R/. Quia per sanctam Crucem tuam redemisti mundum.
Do Evangelho segundo João 19, 6-7.16-17
Os sumos sacerdotes e os seus servidores gritaram: «Crucifica-O! Crucifica-O!»
Disse-lhes Pilatos: «Levai-O vós e crucificai-O. Eu não descubro n’Ele nenhum
crime». Os judeus replicaram-lhe: «Nós temos uma Lei e, segundo essa Lei, deve
morrer, porque disse ser Filho de Deus». (…) Então, entregou-O para ser
crucificado. E eles tomaram conta de Jesus.

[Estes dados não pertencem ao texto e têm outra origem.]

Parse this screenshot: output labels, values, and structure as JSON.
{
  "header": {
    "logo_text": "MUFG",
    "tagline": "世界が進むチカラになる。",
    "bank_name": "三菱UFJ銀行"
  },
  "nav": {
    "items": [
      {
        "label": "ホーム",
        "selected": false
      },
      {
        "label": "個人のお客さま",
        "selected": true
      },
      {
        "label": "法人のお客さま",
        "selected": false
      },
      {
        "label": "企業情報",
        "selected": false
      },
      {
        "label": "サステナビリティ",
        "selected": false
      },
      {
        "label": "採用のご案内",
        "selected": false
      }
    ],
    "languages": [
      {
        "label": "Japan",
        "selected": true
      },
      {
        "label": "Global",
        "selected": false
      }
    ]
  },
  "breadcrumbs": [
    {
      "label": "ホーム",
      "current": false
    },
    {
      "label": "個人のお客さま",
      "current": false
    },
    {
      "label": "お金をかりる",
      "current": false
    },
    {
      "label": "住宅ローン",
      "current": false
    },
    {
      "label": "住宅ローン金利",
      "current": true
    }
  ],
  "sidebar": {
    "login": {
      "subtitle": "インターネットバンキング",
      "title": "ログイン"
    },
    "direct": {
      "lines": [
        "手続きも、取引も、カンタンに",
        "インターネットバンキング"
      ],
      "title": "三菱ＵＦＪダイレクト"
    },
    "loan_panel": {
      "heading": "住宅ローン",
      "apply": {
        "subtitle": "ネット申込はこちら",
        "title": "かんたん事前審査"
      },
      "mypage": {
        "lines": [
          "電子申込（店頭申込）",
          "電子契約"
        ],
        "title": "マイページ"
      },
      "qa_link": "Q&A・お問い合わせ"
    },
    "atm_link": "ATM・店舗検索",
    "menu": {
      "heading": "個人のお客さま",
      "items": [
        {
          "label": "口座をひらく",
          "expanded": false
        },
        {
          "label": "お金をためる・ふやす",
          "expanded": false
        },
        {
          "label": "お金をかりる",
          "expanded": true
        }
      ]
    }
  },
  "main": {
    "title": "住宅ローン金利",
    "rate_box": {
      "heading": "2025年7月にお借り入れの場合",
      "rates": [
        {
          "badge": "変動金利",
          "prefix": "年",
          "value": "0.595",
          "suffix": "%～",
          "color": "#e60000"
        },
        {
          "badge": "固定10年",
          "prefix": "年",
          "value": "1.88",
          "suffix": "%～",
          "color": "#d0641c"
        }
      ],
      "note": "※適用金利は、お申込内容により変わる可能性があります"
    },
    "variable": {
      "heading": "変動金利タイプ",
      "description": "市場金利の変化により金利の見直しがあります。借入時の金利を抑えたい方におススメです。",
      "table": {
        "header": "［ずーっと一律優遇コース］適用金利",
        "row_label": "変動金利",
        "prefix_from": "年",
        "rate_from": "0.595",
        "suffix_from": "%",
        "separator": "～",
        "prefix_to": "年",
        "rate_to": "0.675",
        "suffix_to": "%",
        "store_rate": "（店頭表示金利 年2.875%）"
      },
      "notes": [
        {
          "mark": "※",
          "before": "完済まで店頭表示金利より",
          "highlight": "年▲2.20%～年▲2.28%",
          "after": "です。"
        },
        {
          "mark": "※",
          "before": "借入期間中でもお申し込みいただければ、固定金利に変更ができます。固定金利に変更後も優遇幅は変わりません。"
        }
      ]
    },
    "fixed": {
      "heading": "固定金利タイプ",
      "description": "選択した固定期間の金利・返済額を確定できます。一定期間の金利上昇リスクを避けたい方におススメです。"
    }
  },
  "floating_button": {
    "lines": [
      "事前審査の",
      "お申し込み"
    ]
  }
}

Jesus, levando a cruz às costas,
saiu para o chamado Lugar da Caveira, que em hebraico se diz Gólgota.
Pilatos hesita, procura um pretexto para soltar Jesus, mas cede à vontade que
prevalece e vocifera, que se apela à Lei e faz insinuações.
E continua a repetir-se a história do coração ferido do homem: a sua mesquinhez,
a sua incapacidade de sobrelevar o olhar de si mesmo para não se deixar enganar
pelas ilusões da magra compensação pessoal e erguer-se para o alto seguindo o
voo livre da bondade e da honestidade.
O coração do homem é um microcosmo.
Nele, se decidem os grandes destinos da humanidade, resolvem-se ou agravam-se os
seus conflitos. Mas o ponto decisivo é sempre o mesmo: acolher ou perder a
verdade que liberta.
Humilde Jesus,
na contínua sucessão dos dias da vida
o nosso coração olha para baixo, para o seu pequeno mundo,
e, todo absorvido pela contabilidade do próprio bem-estar,
fica cego à mão do pobre e do indefeso
que mendiga atenção e pede ajuda.
Quando muito comove-se, mas não se move.
Vinde, Espírito de Verdade,
cativai o nosso coração e atraí-o a Vós.
«Guardai sadio o seu paladar interior,
para poder saborear e beber
a sabedoria, a justiça, a verdade, a eternidade»[1]!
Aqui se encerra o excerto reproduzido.